На улицах уже продавались первые издания дневных газет. Выставленные плакаты главнейших газет были преимущественно посвящены скачкам в Брайтоне. Но надпись на одном из плакатов бросилась Селби в глаза. Она гласила:
Ограбление
несгораемого
помещения
на пароходе.
Селби собирался уже купить номер газеты, когда вдруг увидел, что Билль, улыбаясь, раскланивается с кем-то. Оглянувшись, он заметил проезжающих в открытом автомобиле Маллингов и его интерес к ограбленным сейфам сразу же пропал.
Это обстоятельство стоило одному человеку жизни.
Глава 41
Приготовление обеда
Маркус Флит был не особенно частым гостем в хорошеньком домике на Вильмонт-стрит, занимаемом миссис Уольтэм. Эммелина Уольтэм была вдовой человека, когда-то располагавшего большим состоянием. Какая часть этого состояния оставалась ко времени его смерти на ее имя, об этом предоставлялось гадать. Он умер, оставив жене такое микроскопическое состояние, что надлежащие власти не сомневались, что большая часть имущества была передана им раньше без уплаты налога на наследство. Сама миссис Уольтэм никогда не заговаривала об этом предмете даже с ближайшими друзьями.

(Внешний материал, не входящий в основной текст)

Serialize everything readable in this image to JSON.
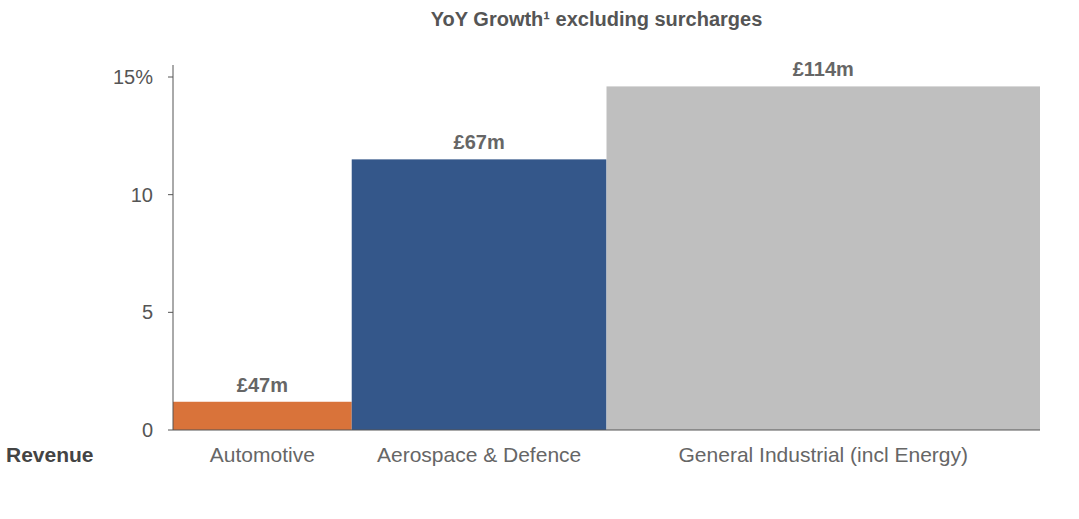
{
  "chart_data": {
    "type": "bar",
    "title": "YoY Growth¹ excluding surcharges",
    "xlabel": "Revenue",
    "categories": [
      "Automotive",
      "Aerospace & Defence",
      "General Industrial (incl Energy)"
    ],
    "values": [
      1.2,
      11.5,
      14.6
    ],
    "revenue": [
      47,
      67,
      114
    ],
    "revenue_labels": [
      "£47m",
      "£67m",
      "£114m"
    ],
    "colors": [
      "#d9733a",
      "#34578a",
      "#bfbfbf"
    ],
    "ylim": [
      0,
      15
    ],
    "yticks": [
      0,
      5,
      10,
      {
        "value": 15,
        "label": "15%"
      }
    ],
    "grid": false
  }
}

Была ли миссис Уольтэм богата или бедна — неизвестно, но она, во всяком случае, была скупа. Она принадлежала к тем светским дамам, которые никогда, ни при каких обстоятельствах не тратят денег на виду у других.
Маркусу Флиту она обходилась особенно дорого. Будучи умна и проницательна, она видела, что в ней нуждаются, и назначила свою цену за честь быть с ней знакомым.
В этот день она наблюдала за приготовлениями к обеду, к которому был приглашен Маркус.
— Поставьте «Клико» на лед, — сказала она своему моложавому дворецкому. — Вы заказали мороженое?
— Нет, мадам.
— В таком случае вы болван, — вымолвила бесстрастно Эммелина Уольтэм. — Вы знаете, что мистер Флит любит мороженое. Позвоните к Левиджу и закажите башню из мороженого. Не самую дорогую. Или постойте, половины будет достаточно. Я не люблю мороженое. И приготовьте коктейль «Кловер Клуб», Джеймс.
— Слушаю, мадам.
— Когда вы закончите, составьте список с указанием стоимости всего.
В этот вечер миссис Уольтэм рассчитывала добиться финансирования шляпного предприятия, в котором она была заинтересована. Она презирала всякую коммерцию и тех, кто ею занимался, и ненавидела модисток, хотя они, рискуя разорить себя, понизили для нее цены, лишь бы иметь ее в числе своих клиенток. Но она знала одну даму, у которой был план затеять шляпное предприятие, и она вызвалась помочь достать деньги для него. Делала она это не из любви — она не любила эту даму, — а ради 20 процентов комиссионных. Миссис Уольтэм была большой поклонницей комиссионных. Она занималась продажей автомобилей и домов, драгоценностей, картин и древностей. Но ее магазином был обеденный стол или уютный уголок в гостиной, где за душистой папиросой она могла рассуждать о продаваемых ею вещах более красноречиво и убедительно, чем самый опытный приказчик. В каждом обществе есть свои миссис Уольтэм, но если бы их собрать воедино, то она за свои заслуги должна была бы быть избрана председательницей.